Wednesday, January 31, 2007

Je ferais mieux de bosser!
Mais c'est plus fort que moi: face au choix existentiel entre rester seule dans ma chambre à faire mes essays, ou bien arpenter la ville pas toute seule et sans penser aux essays... Ben... Hésitation cruciale... Résistance inutile... Je suis tombée dans le côté obscur de la force.
Pour résumer, j'ai fui mes readings mercredi, jeudi, vendredi, dimanche, lundi, mardi, mercredi (donc aujourd'hui), et tout dépend de mes plans mais peut-être demain aussi. Toute la semaine ou presque, soit je n'ai pas mangé chez moi, soit j'ai tâté de la mauvaise bière anglaise, de la piquette ou bien même un petit cocktail. De temps en temps je me suis perdue en rentrant chez moi (dans la rue hein, pas chez d'autres personnes, évitons les doubles sens) et je me suis brûlée en cuisinant des pâtes. Toute la semaine, oui, sauf le samedi, assez paradoxalement, où je suis restée faire la geek sur mes essays pendant que tout-le-monde sortait.
Ce serait trop long de tout raconter, donc je préfère vous embarquer dans un petit safari-photo qui laissera la place à l'insinuation au lieu de l'explication. Je vous avoue aussi que cela me permettra de ne pas trop passer de temps sur cette note, parce que j'ai fait 1h30 de jogging aujourd'hui (la culpabilité de tant de muffins et d'alcool) et que je m'endors à moitié.
Je commence avec de la nourriture, pour changer, avec un muffin ci-dessus, que j'ai mangé à la "Maison Blanc", avec Sandrine et Bori. Je suppose que le nom "Maison blanche" n'a pas été accordé et que de toutes façons il n'y a pas besoin de faire fi de grammaire française en pays anglophone.
Ci-contre, Sandrine à une dégustation de chocolat. Comme une dégustation de vin, en somme, oui, cela existe! C'était organisé par la Swiss Society de la LSE, et nous avons testé les arômes fruités, amers et olivés du chocolat Lindt. Du Lindt? Chocolat Suisse? Trahison! Oui je l'avoue, et j'ai honte d'avoir ainsi failli à ma patrie, mais je tiens à professer publiquement que rien vaut une petite praline de Passion Chocolat (pas le bûcher, noooon, je suis innocente).
Ci-dessous une soirée cocktail à the Porterhouse. Sous les conseils avisés de Valérie-Anne nous avons tous pris un "Sex on the Beach", qui n'est pas mauvais mais à mon avis qui n'aurait pas tant de succès si ce n'était son nom.
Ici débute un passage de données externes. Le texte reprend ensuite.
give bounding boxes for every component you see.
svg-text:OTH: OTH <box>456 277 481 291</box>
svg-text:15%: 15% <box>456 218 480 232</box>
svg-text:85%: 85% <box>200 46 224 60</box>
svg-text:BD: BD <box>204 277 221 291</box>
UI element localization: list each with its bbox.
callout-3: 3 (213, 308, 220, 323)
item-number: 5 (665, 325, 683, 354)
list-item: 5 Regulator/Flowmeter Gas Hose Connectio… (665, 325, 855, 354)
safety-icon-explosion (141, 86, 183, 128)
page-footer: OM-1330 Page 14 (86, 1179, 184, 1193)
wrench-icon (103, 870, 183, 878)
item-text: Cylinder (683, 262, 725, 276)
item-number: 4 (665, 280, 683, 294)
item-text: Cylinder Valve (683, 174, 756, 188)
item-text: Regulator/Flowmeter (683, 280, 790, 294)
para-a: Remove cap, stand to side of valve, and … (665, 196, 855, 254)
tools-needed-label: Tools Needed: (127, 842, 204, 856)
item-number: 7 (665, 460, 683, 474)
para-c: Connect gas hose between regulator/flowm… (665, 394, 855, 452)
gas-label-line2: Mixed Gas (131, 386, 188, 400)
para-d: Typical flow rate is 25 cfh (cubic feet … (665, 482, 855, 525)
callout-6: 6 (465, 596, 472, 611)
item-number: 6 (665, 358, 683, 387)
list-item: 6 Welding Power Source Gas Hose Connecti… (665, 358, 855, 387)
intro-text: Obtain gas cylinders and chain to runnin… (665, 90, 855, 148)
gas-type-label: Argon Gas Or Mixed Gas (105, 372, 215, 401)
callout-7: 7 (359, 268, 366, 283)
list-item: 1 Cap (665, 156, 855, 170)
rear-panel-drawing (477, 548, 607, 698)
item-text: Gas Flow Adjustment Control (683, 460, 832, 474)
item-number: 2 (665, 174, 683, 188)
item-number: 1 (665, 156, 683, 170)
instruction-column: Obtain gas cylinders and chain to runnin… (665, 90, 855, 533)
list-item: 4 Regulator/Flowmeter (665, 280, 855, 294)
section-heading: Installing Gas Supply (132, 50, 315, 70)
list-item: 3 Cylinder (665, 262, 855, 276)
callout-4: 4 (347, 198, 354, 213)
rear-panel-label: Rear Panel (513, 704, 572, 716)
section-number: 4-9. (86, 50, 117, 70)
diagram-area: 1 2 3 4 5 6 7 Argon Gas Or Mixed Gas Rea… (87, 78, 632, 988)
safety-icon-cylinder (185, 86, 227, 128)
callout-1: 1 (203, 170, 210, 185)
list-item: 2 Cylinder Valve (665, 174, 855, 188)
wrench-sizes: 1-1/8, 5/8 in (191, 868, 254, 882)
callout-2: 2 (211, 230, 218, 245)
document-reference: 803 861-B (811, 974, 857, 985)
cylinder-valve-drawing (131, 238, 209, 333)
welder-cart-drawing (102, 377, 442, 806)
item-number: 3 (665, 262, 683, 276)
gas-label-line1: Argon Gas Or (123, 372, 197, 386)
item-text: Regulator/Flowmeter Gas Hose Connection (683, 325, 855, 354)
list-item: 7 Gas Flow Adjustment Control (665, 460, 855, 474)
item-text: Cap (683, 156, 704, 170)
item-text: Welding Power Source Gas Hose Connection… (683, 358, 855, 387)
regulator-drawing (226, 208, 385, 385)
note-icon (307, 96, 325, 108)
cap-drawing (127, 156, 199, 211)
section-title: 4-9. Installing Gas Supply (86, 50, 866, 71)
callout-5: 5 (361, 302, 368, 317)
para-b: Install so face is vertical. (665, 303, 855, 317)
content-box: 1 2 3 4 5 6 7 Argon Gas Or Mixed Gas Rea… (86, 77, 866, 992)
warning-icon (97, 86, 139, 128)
Mais je divague, je divague... Je fais un grand bon dans le temps et je passe directement à hier soir, pour vous parler de la soirée grecque qui a fini en restaurant japonais, d'où la photo artistique de nos tasses de thé vert. Tout cela a été suivi d'un pub anglais bien traditionnel, the George, le plus vieux pub de Londres paraît-il. Il a l'avantage de ne pas être très loin de chez moi et d'être chargé d'importance historique: Shakespeare y aurait écrit ses pièces et Dickens s'y serait saoulé plus d'une fois. Esmé vous dira que c'est moche et que ça pue, ce que je ne peux nier, mais bon, il faut bien réviser ses basiques de temps en temps.

<-- Et voici la raison pour laquelle je m'étais perdue au milieu de nulle part vendredi soir à des heures déraisonnables: un restaurant perse, qui s'est transformé en simili-night club sur le coup de 22h, et où nous avons dansé avec les danseuses du ventre et fumé la sheesha (rassures-toi Maman, ce n'est pas de la drogue).

Et enfin je termine avec l'extrapolation bucolique du week-end, un petit tour à Hampstead Heath, où la vue sur Londres est imprenable (même quand il fait un temps caca comme ce jour-là).



Je vais me calmer un peu les prochains jours, je ne vais pas avoir trop le choix avec toutes ces deadlines de toutes façons. Je vais me répéter, mais cela fait du bien de lever le pied! Ce qui n'est peut-être qu'une fuite désespérée de mes lourdes responsabilités académiques, mais c'est encore une autre question.

1 comment:

Vincent [l'Assistant] said...

Avis aux amateurs, pour une danse du ventre entre l'entrée et le plat, jettez un oeil ou deux au resto L'étoile de Fès (prononcez selon votre meilleure convenance) à Wavre.